The following morning Alison, on an impulse, dialled her own number. Linda answered and, after an exchange of compliments, Alison plucked up the courage to mention her discovery.
“I’d forgotten about that,” Linda laughed. “We had a fancy dress Hallow’een party a few years ago, where we went as characters from American novels. That was my Hester Prynne dress.”
“Hester Prynne?”
“Oh, you’re probably not familiar with The Scarlet Letter. It’s about how 17th century puritan New Englanders treated a poor woman who had a child out of wedlock. They forced her to embroider a Scarlet Letter on the front of her gowns and wear it always as an emblem of her shame.”
Alison and Ben flew back at the weekend. She felt the holiday had not been a great success and had done nothing to heal the growing space she sensed between them. They had only really spent ‘quality time’ together eating dinner while watching American sports on television, and Ben had been persuaded out for a walk once.
On Monday, Alison took Lucy into her Year Two class and handed Miss Moore an assortment of the russet New England leaves she had gathered, with an upcoming collage project in mind.

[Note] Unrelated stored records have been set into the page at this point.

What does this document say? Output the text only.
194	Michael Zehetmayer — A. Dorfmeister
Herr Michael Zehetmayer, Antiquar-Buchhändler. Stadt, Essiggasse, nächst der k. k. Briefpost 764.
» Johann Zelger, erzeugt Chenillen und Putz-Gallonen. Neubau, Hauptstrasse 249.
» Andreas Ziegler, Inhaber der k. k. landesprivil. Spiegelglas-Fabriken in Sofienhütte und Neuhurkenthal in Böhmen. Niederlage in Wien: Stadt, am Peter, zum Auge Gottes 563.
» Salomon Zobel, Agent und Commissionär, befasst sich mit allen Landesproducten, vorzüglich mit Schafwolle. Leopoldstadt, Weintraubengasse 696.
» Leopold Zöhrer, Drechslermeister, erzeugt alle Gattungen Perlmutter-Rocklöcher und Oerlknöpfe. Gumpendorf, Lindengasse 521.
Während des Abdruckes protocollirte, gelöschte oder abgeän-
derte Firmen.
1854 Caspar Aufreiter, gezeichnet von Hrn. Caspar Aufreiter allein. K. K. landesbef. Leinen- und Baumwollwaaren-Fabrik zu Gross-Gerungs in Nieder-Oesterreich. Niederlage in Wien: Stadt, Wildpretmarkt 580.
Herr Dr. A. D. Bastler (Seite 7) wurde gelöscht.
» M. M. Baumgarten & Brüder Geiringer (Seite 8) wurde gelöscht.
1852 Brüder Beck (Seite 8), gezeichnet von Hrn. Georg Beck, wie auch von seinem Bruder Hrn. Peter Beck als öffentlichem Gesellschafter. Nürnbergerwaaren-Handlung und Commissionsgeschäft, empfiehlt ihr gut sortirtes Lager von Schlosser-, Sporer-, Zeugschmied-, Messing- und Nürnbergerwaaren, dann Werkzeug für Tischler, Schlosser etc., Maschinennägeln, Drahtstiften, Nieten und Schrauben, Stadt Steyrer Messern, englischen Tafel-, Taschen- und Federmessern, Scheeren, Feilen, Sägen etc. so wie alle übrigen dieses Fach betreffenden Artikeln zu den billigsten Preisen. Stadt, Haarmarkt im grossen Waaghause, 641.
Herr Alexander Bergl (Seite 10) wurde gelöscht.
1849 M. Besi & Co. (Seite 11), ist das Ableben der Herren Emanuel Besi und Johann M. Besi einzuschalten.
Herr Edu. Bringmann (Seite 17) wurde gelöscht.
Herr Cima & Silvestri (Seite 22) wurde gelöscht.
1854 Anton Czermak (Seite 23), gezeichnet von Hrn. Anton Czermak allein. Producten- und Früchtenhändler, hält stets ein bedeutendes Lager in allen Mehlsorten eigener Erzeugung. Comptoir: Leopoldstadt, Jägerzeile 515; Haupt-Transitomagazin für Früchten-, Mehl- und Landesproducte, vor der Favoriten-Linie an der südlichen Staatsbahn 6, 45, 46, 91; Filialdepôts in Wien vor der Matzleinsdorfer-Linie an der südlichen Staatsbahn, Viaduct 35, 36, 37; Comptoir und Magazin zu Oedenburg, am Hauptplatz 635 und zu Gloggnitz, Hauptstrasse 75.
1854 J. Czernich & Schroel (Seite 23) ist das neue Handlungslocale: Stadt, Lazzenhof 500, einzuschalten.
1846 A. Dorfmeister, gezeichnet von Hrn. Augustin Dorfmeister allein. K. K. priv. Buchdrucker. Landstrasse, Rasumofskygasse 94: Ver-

Leaving the classroom smartly, in order to get to her office on time, she ran straight into a man who was just entering. They both fell back apologising. As she did so, she looked up at him and her heart began to pound. She had never seen him before; he was obviously dropping his son off for the first time.
They stared at each other, oblivious to their surroundings. Then almost involuntarily, he placed a hand on her arm and they walked out into the playground together. As they went, Alison thought back to the red dress in the wardrobe; now she understood its true significance.